Who pays more in closing costs – the buyer or the seller? Generally, sellers pay more in closing costs than buyers. Buyers can expect to pay 3% – 6% in fees, whereas sellers can expect to pay 6% – 10% (although these are fees that are not usually included in closing costs, such as real estate agent fees).

Can closing costs change after closing disclosure? ›

Some costs on the closing disclosure are allowed to change, while others cannot. Lenders can't deliberately understate your costs and then raise the prices at closing time. In general, if any of the following was changed from your loan estimate or looks unfamiliar, contact your lender and ask for an explanation.

What triggers a revised closing disclosure? ›

A revised Closing Disclosure may be delivered at or before consummation reflecting any changed terms, unless: The disclosed APR becomes inaccurate. The Loan Product changes – prior Closing Disclosure becomes inaccurate. A Prepayment penalty is added.

Is closing disclosure same as final approval? ›

Does receiving a Closing Disclosure mean the loan is approved?

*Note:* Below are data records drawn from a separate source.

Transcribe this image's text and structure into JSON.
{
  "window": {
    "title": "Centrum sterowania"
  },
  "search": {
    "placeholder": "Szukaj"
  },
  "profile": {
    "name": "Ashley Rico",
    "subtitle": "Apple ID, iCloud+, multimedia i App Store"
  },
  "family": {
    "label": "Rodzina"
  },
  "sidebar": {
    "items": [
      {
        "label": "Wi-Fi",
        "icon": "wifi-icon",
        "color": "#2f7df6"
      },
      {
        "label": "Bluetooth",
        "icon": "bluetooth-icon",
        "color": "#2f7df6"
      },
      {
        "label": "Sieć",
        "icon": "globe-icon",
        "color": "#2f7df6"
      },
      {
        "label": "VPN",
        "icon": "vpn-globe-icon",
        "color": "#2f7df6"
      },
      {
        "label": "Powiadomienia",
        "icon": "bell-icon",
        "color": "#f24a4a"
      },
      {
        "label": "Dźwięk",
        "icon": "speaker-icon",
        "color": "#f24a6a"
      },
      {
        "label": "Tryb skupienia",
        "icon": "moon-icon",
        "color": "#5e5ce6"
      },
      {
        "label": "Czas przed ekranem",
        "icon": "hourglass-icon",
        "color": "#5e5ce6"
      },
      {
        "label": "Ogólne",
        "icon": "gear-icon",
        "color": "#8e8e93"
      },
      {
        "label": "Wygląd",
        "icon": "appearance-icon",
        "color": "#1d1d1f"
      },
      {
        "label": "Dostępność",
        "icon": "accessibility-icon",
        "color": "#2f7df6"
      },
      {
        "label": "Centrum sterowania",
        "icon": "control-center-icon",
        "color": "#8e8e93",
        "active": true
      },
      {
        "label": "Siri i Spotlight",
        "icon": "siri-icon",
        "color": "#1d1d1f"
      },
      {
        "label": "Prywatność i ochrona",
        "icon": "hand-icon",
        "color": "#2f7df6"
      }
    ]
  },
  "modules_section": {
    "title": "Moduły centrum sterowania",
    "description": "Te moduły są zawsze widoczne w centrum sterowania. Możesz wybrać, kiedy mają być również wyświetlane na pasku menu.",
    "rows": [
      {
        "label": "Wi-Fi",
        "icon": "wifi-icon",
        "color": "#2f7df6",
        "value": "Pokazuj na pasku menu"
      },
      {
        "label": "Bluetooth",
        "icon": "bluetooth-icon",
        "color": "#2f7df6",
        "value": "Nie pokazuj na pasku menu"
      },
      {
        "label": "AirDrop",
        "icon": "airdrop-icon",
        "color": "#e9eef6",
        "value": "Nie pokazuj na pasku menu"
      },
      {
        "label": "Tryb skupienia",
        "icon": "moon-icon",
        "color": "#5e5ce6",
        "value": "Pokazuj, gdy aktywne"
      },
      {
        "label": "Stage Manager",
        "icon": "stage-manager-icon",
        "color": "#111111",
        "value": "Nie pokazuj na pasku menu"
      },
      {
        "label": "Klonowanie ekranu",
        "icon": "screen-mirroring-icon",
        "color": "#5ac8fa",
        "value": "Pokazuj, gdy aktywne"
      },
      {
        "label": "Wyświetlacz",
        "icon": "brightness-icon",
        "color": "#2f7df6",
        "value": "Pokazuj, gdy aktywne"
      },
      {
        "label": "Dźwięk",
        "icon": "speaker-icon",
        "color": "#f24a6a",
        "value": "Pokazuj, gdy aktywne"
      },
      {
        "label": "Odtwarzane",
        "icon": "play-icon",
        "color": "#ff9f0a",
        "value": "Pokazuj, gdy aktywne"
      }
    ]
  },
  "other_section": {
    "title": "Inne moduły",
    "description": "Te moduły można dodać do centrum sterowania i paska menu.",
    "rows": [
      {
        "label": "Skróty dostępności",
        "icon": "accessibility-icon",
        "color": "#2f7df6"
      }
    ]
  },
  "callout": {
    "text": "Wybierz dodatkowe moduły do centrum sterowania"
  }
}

The loan is approved prior to a lender issuing a Closing Disclosure. However, you'll want to make sure your credit, income and debt are in check during this timeframe until the transaction is finalized.

Does closing disclosure mean approval? ›

Your loan is approved, or deemed “clear to close,” before you receive the closing disclosure. Be aware, however, that if you make a major financial change (like quitting your job or opening a new line of credit) around this time, your lender could still deny your loan.

Is the closing disclosure the last step? ›

No, a closing disclosure is not the same as final approval. It is a document that outlines the terms of your mortgage loan, including the interest rate, fees, and other charges. You will still need to go through the underwriting process and receive final approval before closing on your loan.

What is the next step after closing disclosure? ›

After the final closing disclosure, the next step is closing day. On this important day, you'll sign paperwork and receive the keys to your new home. Following the closing, there are a few steps that need to be completed like recording the deed, updating utilities and your address, and moving in.